Friday, July 01, 2016

Summer Book Reviews (Autobibliobiography, Part 5)


I'm sometimes asked for book recommendations, but the truth is that all my recommendations, while hopefully reflecting something of the innate value of a book, are also deeply rooted in my subjective personal experience. So, for my Friday essays during these summer months, I'm going to be giving some brief book reviews and recommendations by relating the works that have been most influential in the various stages of my life.

9.) Category: Chesterton & Lewis
           Top Pick: Orthodoxy, by G. K. Chesterton
           Honorable Mention: Mere Christianity, by C. S. Lewis

It's hard to overestimate the impact these two men--G. K. Chesterton and C. S. Lewis--have had on the lives of thoughtful Christians over the past hundred years. Their impact is such that I'm giving them their own category in my Autobibliobiography, while every other category represents an entire genre (and it wouldn't be too much, really, to give each of them their own exclusive category). What we have here are two men, extraordinarily gifted by God as thinkers and writers, with a capacity for turning simple words into life-changing insights with startling ease. 

Chesterton was a journalist and public thinker in England at the turn of the 20th century; he had undertaken a long journey of faith that led him from nihilism to Roman Catholicism. His immense wit, sagacity, and ability to spin hilariously clever turns of phrase won him a wide audience, even in a very skeptical time and place. His writings are voluminous, and touch on many issues of public life and current affairs in his day, but of particular interest are his writings on faith. His greatest work in this regard is Orthodoxy, a whimsical, fanciful, somewhat autobiographical romp into the lavish sensibility of the Christian religion. 

C. S. Lewis, for his part, came a few decades later, rising to prominence in the mid-20th century. Also a convert from atheism to Christianity, he was a highly-regarded scholar of medieval literature, and around the time of World War II Lewis turned his literary talents to presenting the hope of Christ to his countrymen. His radio talks on the BBC during that period, a serialized introduction to Christian doctrine, were later compiled into the book we know as Mere Christianity, which is notable (among other things) for its clarity, perspicacity, and for Lewis' particular gift for creating apt metaphors and word-pictures for the concepts he describes. 

I read both of these books, Orthodoxy and Mere Christianity, during my mission service in Angola (between my undergrad and seminary years). Then I immediately turned around and read them again. It's hard to describe the richness of joy one feels when reading a book that speaks to the experience of faith that has formed one's deepest reality for many years, and on every page of which one wants to cry out, "Yes! Amen!" 

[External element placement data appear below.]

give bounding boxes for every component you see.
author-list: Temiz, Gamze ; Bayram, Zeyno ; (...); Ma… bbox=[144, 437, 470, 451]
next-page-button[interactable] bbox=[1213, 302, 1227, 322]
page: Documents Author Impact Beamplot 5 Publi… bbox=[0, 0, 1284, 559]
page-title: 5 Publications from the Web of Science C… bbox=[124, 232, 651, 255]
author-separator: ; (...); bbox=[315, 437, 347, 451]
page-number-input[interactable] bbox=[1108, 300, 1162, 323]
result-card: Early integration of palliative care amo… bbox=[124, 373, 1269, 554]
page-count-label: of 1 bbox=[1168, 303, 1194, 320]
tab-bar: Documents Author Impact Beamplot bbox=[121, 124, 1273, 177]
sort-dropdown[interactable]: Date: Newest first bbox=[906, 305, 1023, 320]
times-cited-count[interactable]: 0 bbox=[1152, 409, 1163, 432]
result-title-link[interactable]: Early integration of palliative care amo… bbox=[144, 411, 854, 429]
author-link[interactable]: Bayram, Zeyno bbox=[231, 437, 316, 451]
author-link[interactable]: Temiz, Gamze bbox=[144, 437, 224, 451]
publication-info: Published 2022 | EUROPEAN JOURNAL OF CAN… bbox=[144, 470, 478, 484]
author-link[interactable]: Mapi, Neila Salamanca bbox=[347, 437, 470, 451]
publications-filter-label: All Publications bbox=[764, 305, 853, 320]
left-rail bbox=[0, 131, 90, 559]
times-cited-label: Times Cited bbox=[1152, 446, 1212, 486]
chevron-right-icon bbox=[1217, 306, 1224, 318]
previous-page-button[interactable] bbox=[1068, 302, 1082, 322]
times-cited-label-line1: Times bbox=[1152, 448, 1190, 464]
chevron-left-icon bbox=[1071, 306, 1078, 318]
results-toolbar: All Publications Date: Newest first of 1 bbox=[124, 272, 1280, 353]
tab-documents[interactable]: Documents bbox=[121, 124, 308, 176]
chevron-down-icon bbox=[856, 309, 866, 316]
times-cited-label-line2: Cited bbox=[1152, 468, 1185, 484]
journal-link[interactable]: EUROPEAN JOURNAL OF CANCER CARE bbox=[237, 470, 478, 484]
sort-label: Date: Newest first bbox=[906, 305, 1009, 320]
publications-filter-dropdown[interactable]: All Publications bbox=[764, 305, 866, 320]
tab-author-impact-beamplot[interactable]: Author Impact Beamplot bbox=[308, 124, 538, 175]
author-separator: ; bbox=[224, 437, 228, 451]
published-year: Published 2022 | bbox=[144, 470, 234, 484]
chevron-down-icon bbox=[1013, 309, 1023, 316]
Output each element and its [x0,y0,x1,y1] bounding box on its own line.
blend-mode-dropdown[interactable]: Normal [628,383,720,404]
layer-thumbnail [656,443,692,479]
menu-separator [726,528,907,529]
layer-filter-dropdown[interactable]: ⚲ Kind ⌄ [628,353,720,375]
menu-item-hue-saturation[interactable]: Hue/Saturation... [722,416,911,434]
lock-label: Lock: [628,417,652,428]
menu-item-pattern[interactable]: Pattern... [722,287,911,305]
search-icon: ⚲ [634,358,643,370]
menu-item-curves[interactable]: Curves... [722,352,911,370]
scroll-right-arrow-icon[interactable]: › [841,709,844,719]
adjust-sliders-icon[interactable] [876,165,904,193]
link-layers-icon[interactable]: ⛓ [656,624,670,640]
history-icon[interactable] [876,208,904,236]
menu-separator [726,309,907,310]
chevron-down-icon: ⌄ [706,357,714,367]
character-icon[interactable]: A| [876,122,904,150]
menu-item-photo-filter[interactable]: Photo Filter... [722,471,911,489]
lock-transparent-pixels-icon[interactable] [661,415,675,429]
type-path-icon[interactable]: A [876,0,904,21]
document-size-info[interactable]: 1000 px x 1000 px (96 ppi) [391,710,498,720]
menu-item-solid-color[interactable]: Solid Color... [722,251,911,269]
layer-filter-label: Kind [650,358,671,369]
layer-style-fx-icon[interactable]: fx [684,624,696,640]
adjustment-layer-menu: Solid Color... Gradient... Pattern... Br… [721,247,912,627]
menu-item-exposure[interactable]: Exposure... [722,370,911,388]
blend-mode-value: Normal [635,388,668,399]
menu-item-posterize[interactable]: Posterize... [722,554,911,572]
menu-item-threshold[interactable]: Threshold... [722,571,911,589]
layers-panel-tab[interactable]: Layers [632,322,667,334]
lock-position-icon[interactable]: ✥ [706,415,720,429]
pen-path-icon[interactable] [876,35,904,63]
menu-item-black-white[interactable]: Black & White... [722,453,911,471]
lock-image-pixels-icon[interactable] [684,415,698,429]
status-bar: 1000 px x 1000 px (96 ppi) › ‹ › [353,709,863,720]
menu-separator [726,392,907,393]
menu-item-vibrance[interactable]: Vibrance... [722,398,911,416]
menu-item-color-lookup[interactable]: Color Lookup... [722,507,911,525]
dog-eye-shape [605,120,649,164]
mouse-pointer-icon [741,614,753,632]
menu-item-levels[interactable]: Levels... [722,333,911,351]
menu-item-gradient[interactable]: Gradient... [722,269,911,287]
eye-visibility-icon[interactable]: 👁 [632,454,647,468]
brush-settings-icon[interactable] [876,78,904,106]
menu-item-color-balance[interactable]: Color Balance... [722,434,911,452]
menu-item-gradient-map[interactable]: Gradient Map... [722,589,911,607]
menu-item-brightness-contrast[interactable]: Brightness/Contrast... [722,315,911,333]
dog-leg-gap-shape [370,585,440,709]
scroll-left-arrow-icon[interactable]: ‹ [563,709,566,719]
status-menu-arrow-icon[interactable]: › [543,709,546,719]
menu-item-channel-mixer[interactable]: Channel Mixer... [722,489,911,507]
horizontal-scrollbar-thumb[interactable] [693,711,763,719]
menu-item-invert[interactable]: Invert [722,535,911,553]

And it doesn't stop there. You can pick up almost anything written by these two men, and simply be blown away. My other high recommendations for Chesterton are Heretics, Francis of Assisi, The Everlasting Man, What's Wrong with the World, and Tremendous Trifles. For Lewis, I would highly recommend The Chronicles of Narnia, The Great Divorce, and The Screwtape Letters. 

10.) Category: Pastoral Theology
            Top Picks: The Book of Pastoral Rule, by Gregory the Great; and "Oration II: In Defense of His Flight to Pontus," by Gregory of Nazianzus
           Honorable Mention: Lectures to My Students, by Charles H. Spurgeon

As I made my way to seminary, I began seeking out historical Christian classics that would give me insight into my future vocation as a pastor. I found my way to Pope Gregory the Great's immensely helpful treatise, The Book of Pastoral Rule (now available in a handy little volume from St. Vladimir's Seminary Press), which introduced me to the pastoral role as a "doctor of souls." Gregory first of all commends gifted men to pursue pastoral ministry (in an age when far too many gifted ministers were immediately and unthinkingly opting for the cloister). He then goes on to outline an encyclopedic rundown of the variety of Christian souls--all the various temperaments that one might find in the pews of any given church--and the spiritual direction needed to advance each one further down the road of his sanctification. 

Even more influential for me, though, was Gregory of Nazianzus' sermon known as his "Second Oration," in which he publicly defends his decision to try to run away from the ministry. Along the way, he sets down an immensely high, noble, and penetrating view of the Christian pastorate. In a certain sense, it was intended to scare people off from intemperately rushing to make themselves pastors; but it had an oddly opposite effect on me--I felt, like a clarion call to my soul, that God would prepare the vessel he had chosen, and the greatness of the calling did nothing to frighten me; rather, it inspired me. Much of my self-conception as a pastor still comes from the words of these two wise men, written down more than a millennia and a half ago.